Passados quarenta anos de qualquer coisa, a visão das pessoas muda com a idade e com a experiência de vida. Já é possível fazer análises do recordatório de forma menos emocional e mais objetiva. E se, depois deste tempo todo, ainda sobrarem admiração e fascínio, tanto melhor. Quando não é o caso, se algum tipo de obrigação se tem com o avançar da idade é o de sermos realistas e não fantasiosos com relação ao passado distante.

A eclosão da nouvelle vague nos cinemas cariocas aconteceu precocemente, em grande parte pela presença da Cinematográfica Franco-Brasileira no mercado exibidor. E os seus dois principais cinemas foram, respectivamente, o Paissandu, e depois o Tijuca-Palace. Este último, bem mais amplo e com aparelhagem mais moderna, ainda abrigava as sessões do Museu de Arte Moderna (MAM), às quintas-feiras o dia todo.

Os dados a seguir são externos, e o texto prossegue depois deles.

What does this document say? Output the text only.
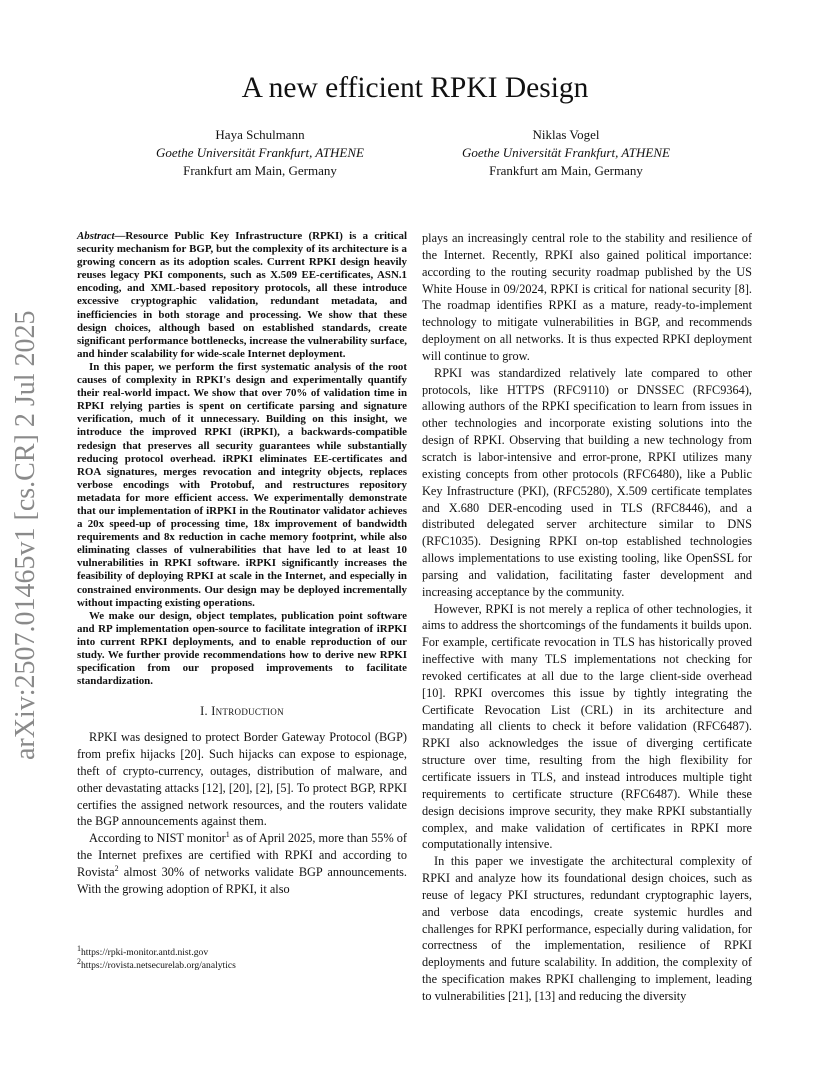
arXiv:2507.01465v1 [cs.CR] 2 Jul 2025
A new efficient RPKI Design
Haya Schulmann
Goethe Universität Frankfurt, ATHENE
Frankfurt am Main, Germany
Niklas Vogel
Goethe Universität Frankfurt, ATHENE
Frankfurt am Main, Germany

Abstract—Resource Public Key Infrastructure (RPKI) is a critical security mechanism for BGP, but the complexity of its architecture is a growing concern as its adoption scales. Current RPKI design heavily reuses legacy PKI components, such as X.509 EE-certificates, ASN.1 encoding, and XML-based repository protocols, all these introduce excessive cryptographic validation, redundant metadata, and inefficiencies in both storage and processing. We show that these design choices, although based on established standards, create significant performance bottlenecks, increase the vulnerability surface, and hinder scalability for wide-scale Internet deployment.

In this paper, we perform the first systematic analysis of the root causes of complexity in RPKI's design and experimentally quantify their real-world impact. We show that over 70% of validation time in RPKI relying parties is spent on certificate parsing and signature verification, much of it unnecessary. Building on this insight, we introduce the improved RPKI (iRPKI), a backwards-compatible redesign that preserves all security guarantees while substantially reducing protocol overhead. iRPKI eliminates EE-certificates and ROA signatures, merges revocation and integrity objects, replaces verbose encodings with Protobuf, and restructures repository metadata for more efficient access. We experimentally demonstrate that our implementation of iRPKI in the Routinator validator achieves a 20x speed-up of processing time, 18x improvement of bandwidth requirements and 8x reduction in cache memory footprint, while also eliminating classes of vulnerabilities that have led to at least 10 vulnerabilities in RPKI software. iRPKI significantly increases the feasibility of deploying RPKI at scale in the Internet, and especially in constrained environments. Our design may be deployed incrementally without impacting existing operations.

We make our design, object templates, publication point software and RP implementation open-source to facilitate integration of iRPKI into current RPKI deployments, and to enable reproduction of our study. We further provide recommendations how to derive new RPKI specification from our proposed improvements to facilitate standardization.

I. Introduction

RPKI was designed to protect Border Gateway Protocol (BGP) from prefix hijacks [20]. Such hijacks can expose to espionage, theft of crypto-currency, outages, distribution of malware, and other devastating attacks [12], [20], [2], [5]. To protect BGP, RPKI certifies the assigned network resources, and the routers validate the BGP announcements against them.

According to NIST monitor$^1$ as of April 2025, more than 55% of the Internet prefixes are certified with RPKI and according to Rovista$^2$ almost 30% of networks validate BGP announcements. With the growing adoption of RPKI, it also

$^1$https://rpki-monitor.antd.nist.gov
$^2$https://rovista.netsecurelab.org/analytics

plays an increasingly central role to the stability and resilience of the Internet. Recently, RPKI also gained political importance: according to the routing security roadmap published by the US White House in 09/2024, RPKI is critical for national security [8]. The roadmap identifies RPKI as a mature, ready-to-implement technology to mitigate vulnerabilities in BGP, and recommends deployment on all networks. It is thus expected RPKI deployment will continue to grow.

RPKI was standardized relatively late compared to other protocols, like HTTPS (RFC9110) or DNSSEC (RFC9364), allowing authors of the RPKI specification to learn from issues in other technologies and incorporate existing solutions into the design of RPKI. Observing that building a new technology from scratch is labor-intensive and error-prone, RPKI utilizes many existing concepts from other protocols (RFC6480), like a Public Key Infrastructure (PKI), (RFC5280), X.509 certificate templates and X.680 DER-encoding used in TLS (RFC8446), and a distributed delegated server architecture similar to DNS (RFC1035). Designing RPKI on-top established technologies allows implementations to use existing tooling, like OpenSSL for parsing and validation, facilitating faster development and increasing acceptance by the community.

However, RPKI is not merely a replica of other technologies, it aims to address the shortcomings of the fundaments it builds upon. For example, certificate revocation in TLS has historically proved ineffective with many TLS implementations not checking for revoked certificates at all due to the large client-side overhead [10]. RPKI overcomes this issue by tightly integrating the Certificate Revocation List (CRL) in its architecture and mandating all clients to check it before validation (RFC6487). RPKI also acknowledges the issue of diverging certificate structure over time, resulting from the high flexibility for certificate issuers in TLS, and instead introduces multiple tight requirements to certificate structure (RFC6487). While these design decisions improve security, they make RPKI substantially complex, and make validation of certificates in RPKI more computationally intensive.

In this paper we investigate the architectural complexity of RPKI and analyze how its foundational design choices, such as reuse of legacy PKI structures, redundant cryptographic layers, and verbose data encodings, create systemic hurdles and challenges for RPKI performance, especially during validation, for correctness of the implementation, resilience of RPKI deployments and future scalability. In addition, the complexity of the specification makes RPKI challenging to implement, leading to vulnerabilities [21], [13] and reducing the diversity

Neste período da minha vida eu ainda tinha mais interesse em jogar futebol do que outra coisa, e as constantes idas aos cinemas não passavam pelas salas de arte. Eu tinha contra mim uma aversão a estudar, certamente provocada pelos meus anos seguidos de educação em colégio Marista, lugar onde eu tive bons professores ao lado de outros que insistiam em olhar os estudantes como capazes ou incapazes. Tudo isto, é claro, teve fortíssima influência na minha vida de magistério anos mais tarde, quando então eu decidi reagir com o vigor das minhas forças contra este tipo de preconceito.

Aliás, nos meus últimos anos de profissão, eu tive chance de comentar tudo isto com estagiários do nosso laboratório de pesquisa, e eles acharam engraçado, na verdade nem acreditavam, que eu era um cara que não gostava de estudar, e vivia jogando bola onde fosse possível. Apesar de estudantes da área médica, nenhum deles se lembrou de levar em conta que um dia eu era imaturo e adolescente, como qualquer um. E aí reside também um outro preconceito equivocado por parte dos estudantes universitários: o de que um indivíduo maduro intelectualizado nunca se interessou ou tem tempo para frivolidades.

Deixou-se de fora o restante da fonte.